Though I had used technology to assess his strengths and weaknesses, and used data to tailor curriculum, I hadn’t met Andre’s needs. And if I hadn’t sat down with him that day, I might not have ever realized the unfair situation I had inadvertently put him in. I didn’t want Andre’s confidence to deflate because he didn’t have a frame of reference for the text I had assigned, or because the device he was working on didn’t have the intuition to find out what the root of his problem was and change course.

We had a long conversation and I told him that what had happened wasn’t an indication of his mental capacity, but rather a perfect storm of complex issues that caused hurdles for him. We sat there together for a moment staring at the same screen and then started to unpack things together.

I felt awful. This scenario stemmed from a combination of my choices in content, my assumption that every student understood the political climate and the fact that I had used technology to deliver curriculum. The tech couldn’t pause, engage in error analysis or present Andre with another example to see if he could make the connection. It just repeatedly marked him as failing that standard.

I assumed he would understand the current political commentary and inherent humor and satire that lends itself to the Trump administration, but this wasn’t in Andre’s wheelhouse. He knew who Trump was, he recognized that his policies weren’t popular in his neighborhood, but that’s as far as it went.

Sitting their together, I asked him a series of questions to gauge his understanding but he continuously shrugged. We kept going back until we found a good starting point, the two-party system, and in a very abbreviated conversation we discussed why the current political arena is in the state it’s in right now.

Andre picked it up right away. It’s not that he couldn’t understand the topic, it was just never a part of the conversations in his home. Yes, he took Civics and U.S. History but it isn't uncommon to simply push students through, and that’s what had happened to Andre.

Soon enough, this is where we landed:

Satirical device task with Andre's response, Image Credit: Farhat Ahmad

It’s not perfect. Andre doesn’t go into detail about how that statement is verbal irony, but he does provide evidence he understands what verbal irony is and with further prompting he was able to complete the assignment on his own.

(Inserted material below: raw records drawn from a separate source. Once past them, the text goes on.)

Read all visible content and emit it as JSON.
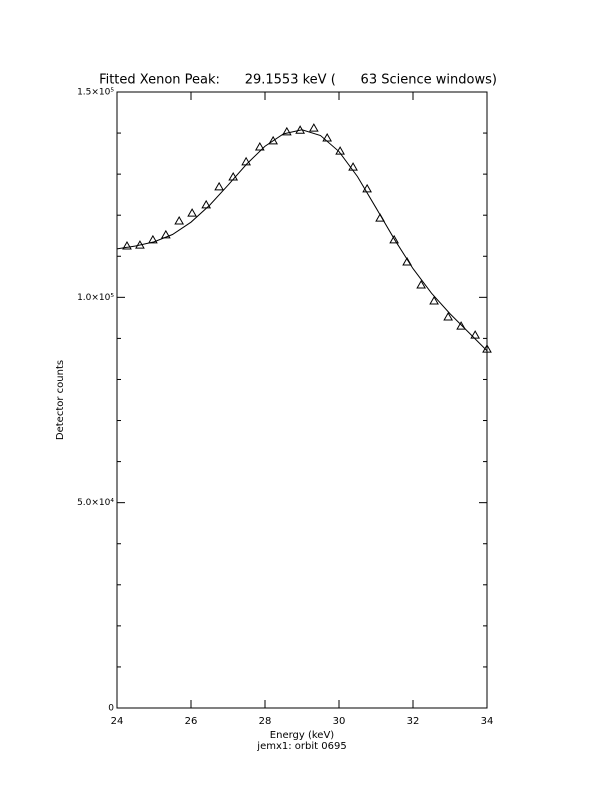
{
  "chart_data": {
    "type": "scatter-fit",
    "title": "Fitted Xenon Peak:      29.1553 keV (      63 Science windows)",
    "x_label": "Energy (keV)",
    "subtitle": "jemx1: orbit 0695",
    "y_label": "Detector counts",
    "xlim": [
      24,
      34
    ],
    "ylim": [
      0,
      150000
    ],
    "xticks": [
      24,
      26,
      28,
      30,
      32,
      34
    ],
    "yticks": [
      0,
      {
        "value": 50000,
        "label": "5.0×10⁴"
      },
      {
        "value": 100000,
        "label": "1.0×10⁵"
      },
      {
        "value": 150000,
        "label": "1.5×10⁵"
      }
    ],
    "yminorticks": [
      10000,
      20000,
      30000,
      40000,
      60000,
      70000,
      80000,
      90000,
      110000,
      120000,
      130000,
      140000
    ],
    "color": "#000000",
    "series": [
      {
        "marker": "triangle",
        "x": [
          24.27,
          24.62,
          24.97,
          25.32,
          25.68,
          26.03,
          26.41,
          26.76,
          27.14,
          27.49,
          27.86,
          28.22,
          28.59,
          28.95,
          29.32,
          29.68,
          30.03,
          30.38,
          30.76,
          31.11,
          31.49,
          31.84,
          32.22,
          32.57,
          32.95,
          33.3,
          33.68,
          34.0
        ],
        "values": [
          112500,
          112700,
          114000,
          115200,
          118600,
          120500,
          122500,
          126900,
          129300,
          133000,
          136600,
          138100,
          140300,
          140700,
          141200,
          138800,
          135600,
          131700,
          126400,
          119300,
          114000,
          108600,
          103000,
          99100,
          95200,
          93000,
          90800,
          87400
        ]
      },
      {
        "marker": "line",
        "x": [
          24,
          24.5,
          25,
          25.5,
          26,
          26.5,
          27,
          27.5,
          28,
          28.5,
          29,
          29.5,
          30,
          30.5,
          31,
          31.5,
          32,
          32.5,
          33,
          33.5,
          34
        ],
        "values": [
          111800,
          112500,
          113500,
          115300,
          118300,
          122400,
          127300,
          132400,
          136800,
          139800,
          140800,
          139400,
          135500,
          129400,
          121800,
          114100,
          107000,
          101000,
          96000,
          91500,
          87000
        ]
      }
    ]
  }
}
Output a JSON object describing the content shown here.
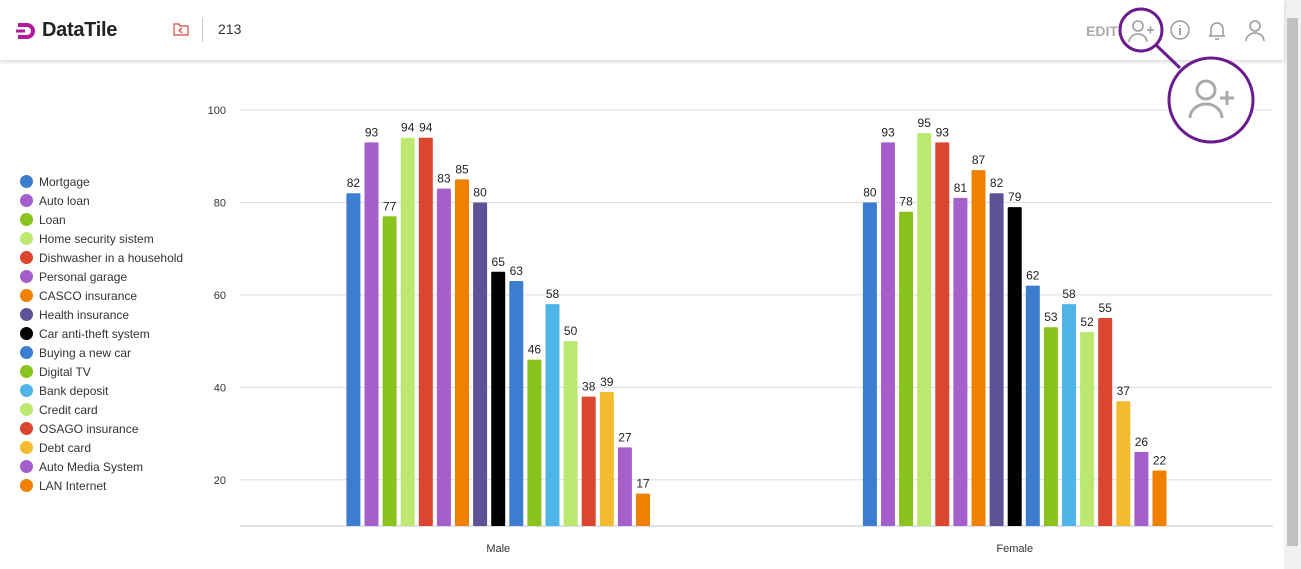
{
  "header": {
    "brand": "DataTile",
    "count": "213",
    "edit_label": "EDIT",
    "brand_color": "#b5179e",
    "highlight_color": "#6a1b8f",
    "icons": [
      "folder-back-icon",
      "add-user-icon",
      "info-icon",
      "bell-icon",
      "user-icon"
    ]
  },
  "chart_data": {
    "type": "bar",
    "categories": [
      "Male",
      "Female"
    ],
    "ylim": [
      10,
      100
    ],
    "yticks": [
      20,
      40,
      60,
      80,
      100
    ],
    "grid": true,
    "legend_position": "left",
    "series": [
      {
        "name": "Mortgage",
        "color": "#3d7dd0",
        "values": [
          82,
          80
        ]
      },
      {
        "name": "Auto loan",
        "color": "#a55fcb",
        "values": [
          93,
          93
        ]
      },
      {
        "name": "Loan",
        "color": "#8ac21e",
        "values": [
          77,
          78
        ]
      },
      {
        "name": "Home security sistem",
        "color": "#bce86f",
        "values": [
          94,
          95
        ]
      },
      {
        "name": "Dishwasher in a household",
        "color": "#dc4530",
        "values": [
          94,
          93
        ]
      },
      {
        "name": "Personal garage",
        "color": "#a55fcb",
        "values": [
          83,
          81
        ]
      },
      {
        "name": "CASCO insurance",
        "color": "#f08000",
        "values": [
          85,
          87
        ]
      },
      {
        "name": "Health insurance",
        "color": "#5c5396",
        "values": [
          80,
          82
        ]
      },
      {
        "name": "Car anti-theft system",
        "color": "#000000",
        "values": [
          65,
          79
        ]
      },
      {
        "name": "Buying a new car",
        "color": "#3d7dd0",
        "values": [
          63,
          62
        ]
      },
      {
        "name": "Digital TV",
        "color": "#8ac21e",
        "values": [
          46,
          53
        ]
      },
      {
        "name": "Bank deposit",
        "color": "#4fb5e8",
        "values": [
          58,
          58
        ]
      },
      {
        "name": "Credit card",
        "color": "#bce86f",
        "values": [
          50,
          52
        ]
      },
      {
        "name": "OSAGO insurance",
        "color": "#dc4530",
        "values": [
          38,
          55
        ]
      },
      {
        "name": "Debt card",
        "color": "#f3bc2e",
        "values": [
          39,
          37
        ]
      },
      {
        "name": "Auto Media System",
        "color": "#a55fcb",
        "values": [
          27,
          26
        ]
      },
      {
        "name": "LAN Internet",
        "color": "#f08000",
        "values": [
          17,
          22
        ]
      }
    ]
  }
}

This is where things get dicey as a teacher. The expectation was for to identify the satirical device and explain how it was used independently, and Andre couldn’t do that, but he had come a long way in a short amount of time so I took this as a win. He would likely face some challenges proving his knowledge in a short essay for the final part of this analysis, but it was a first step, and we both felt proud.

When it came down to it, tech didn’t help Andre and neither did my personalized curriculum. What helped was human intervention—pausing to have conversation, empathizing with his situation and taking one step at a time.

It’s hard to watch my students stare blankly at a screen after millions of dollars in federal grant money was spent to purchase devices to get a failing school up to date. Sometimes tech succeeds and sometimes it fails, and the same is true about teachers. But teachers are able to dig deeper, reevaluate and consider how to best support a student who typically experiences failure more than success.